Yanilmaz et al73 suggest that some agents may have a positive effect on recovery after nerve palsy. In this respect, they examined the effect of melatonin, aminoguanidine, and methylprednisolone on facial nerve damage. They observed a decrease in the myelin debris of melatonin-administrated group. This study showed an increase in regeneration of the facial nerve in aminoguanidine- and melatonin-administrated groups; however, methylprednisolone was insufficient to prevent myelin degeneration. In particular, most efficient agent was aminoguanidine on reducing the collagen accumulation and preventing degeneration.73 In this context, the appropriate dose may not have been administered for the neuroprotective effect of melatonin on the facial nerve. Onger et al76 investigated the effects of 50 mg/kg melatonin on sciatic nerve damage compared to the effects of acetyl-L-carnitine (50 mg/kg) and leptin (1 mg/kg). On the other hand, Onger et al77 studied the peripheral nerve damage in the obese rats using the same antioxidant agents. According to their data, melatonin has no regenerative effect on obese rats. Contrarily, leptin and acetyl-L-carnitine could stimulate the myelination and regeneration in the sciatic nerve injury. Melatonin has anti-obesity effect. In this context, they claimed that melatonin led to decrease in the white adipose tissue mass and increase in the activity of brown adipose, thus energy requirement could not meet for regeneration. In addition, adequate stem cells cannot be obtained from the white fat tissue.

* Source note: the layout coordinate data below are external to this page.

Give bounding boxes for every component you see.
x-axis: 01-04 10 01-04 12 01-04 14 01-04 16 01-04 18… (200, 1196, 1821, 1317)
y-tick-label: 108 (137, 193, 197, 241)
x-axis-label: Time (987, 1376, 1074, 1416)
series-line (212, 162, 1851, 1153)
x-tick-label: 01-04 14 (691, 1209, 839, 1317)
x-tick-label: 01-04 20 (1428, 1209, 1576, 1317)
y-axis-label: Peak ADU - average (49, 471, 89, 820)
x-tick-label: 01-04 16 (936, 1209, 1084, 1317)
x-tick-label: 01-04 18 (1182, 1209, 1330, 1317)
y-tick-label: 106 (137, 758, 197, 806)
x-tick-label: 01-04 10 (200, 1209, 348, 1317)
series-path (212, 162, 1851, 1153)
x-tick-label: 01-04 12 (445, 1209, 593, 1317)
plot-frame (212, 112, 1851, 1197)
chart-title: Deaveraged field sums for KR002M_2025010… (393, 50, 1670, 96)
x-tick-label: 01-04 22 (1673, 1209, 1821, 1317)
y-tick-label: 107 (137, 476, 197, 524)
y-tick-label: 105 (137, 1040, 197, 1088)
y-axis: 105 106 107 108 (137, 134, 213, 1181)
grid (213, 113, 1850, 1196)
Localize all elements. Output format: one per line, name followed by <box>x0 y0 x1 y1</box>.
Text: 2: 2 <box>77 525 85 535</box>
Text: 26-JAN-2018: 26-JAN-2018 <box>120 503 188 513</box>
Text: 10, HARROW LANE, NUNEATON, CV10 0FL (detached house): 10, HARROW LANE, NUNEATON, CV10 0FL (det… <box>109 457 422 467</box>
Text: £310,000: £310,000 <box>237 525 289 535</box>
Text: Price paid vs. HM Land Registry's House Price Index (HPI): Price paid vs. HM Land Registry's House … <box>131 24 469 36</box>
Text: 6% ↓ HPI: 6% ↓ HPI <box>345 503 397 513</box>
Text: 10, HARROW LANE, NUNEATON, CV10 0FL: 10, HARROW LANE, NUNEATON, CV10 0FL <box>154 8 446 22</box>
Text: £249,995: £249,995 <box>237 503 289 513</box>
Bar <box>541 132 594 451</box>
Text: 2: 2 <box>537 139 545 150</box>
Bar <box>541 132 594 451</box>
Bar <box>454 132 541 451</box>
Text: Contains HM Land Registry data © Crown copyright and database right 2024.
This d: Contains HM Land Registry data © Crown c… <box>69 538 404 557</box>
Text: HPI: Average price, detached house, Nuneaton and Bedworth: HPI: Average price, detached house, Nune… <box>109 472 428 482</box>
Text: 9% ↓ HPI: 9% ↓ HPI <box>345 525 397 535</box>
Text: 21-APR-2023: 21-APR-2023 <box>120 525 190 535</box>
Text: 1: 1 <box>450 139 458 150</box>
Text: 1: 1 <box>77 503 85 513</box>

However, acetyl-L-carnitine accelerates the pass of long-chain fatty acids through the inner membrane of mitochondria and has a function in the requiring neuronal energy after nerve injury.77

In a recent study, Salehi et al139 aimed to increase the efficiency of regeneration by allogenic Schwann cell transplantation using a biologic transporter. In this study, a conduit made of polyurethane and gelatin nanofibers was prepared and filled in with platelet-rich plasma and melatonin. They observed that this conduit enhanced the regeneration of the damaged site. However, functional success has not been achieved in this method as far as autograft is applied.139

As a result, studies in recent years have focused on introducing new methods, including the local application of antioxidants, rather than the systemic application of them to accelerate the regeneration process in nerve crush injury.

Conclusion

Peripheral nerve injuries are still among the vital clinical issues, and thus, the research for advanced knowledge about this condition and its treatment still continues.92 Regarding this, some studies demonstrate that pineal neurohormone melatonin has effects on the physiological and histological properties of the nerve tissue, hinting at its effects of antioxidation, analgesia, and free radical scavenging in the degenerative peripheral nerve disorders. It is acknowledged that melatonin has beneficial effects on the length of the axons, the sprouting after the damage to peripheral nerves.93,96,140 Nevertheless, some studies indicate the hazardous effects of melatonin on peripheral nerves.141,142 To shed light on the beneficial or detrimental effects of melatonin treatment in low and high doses, further clinical and experimental studies should be performed.

Disclosure

The authors report no conflicts of interest in this work.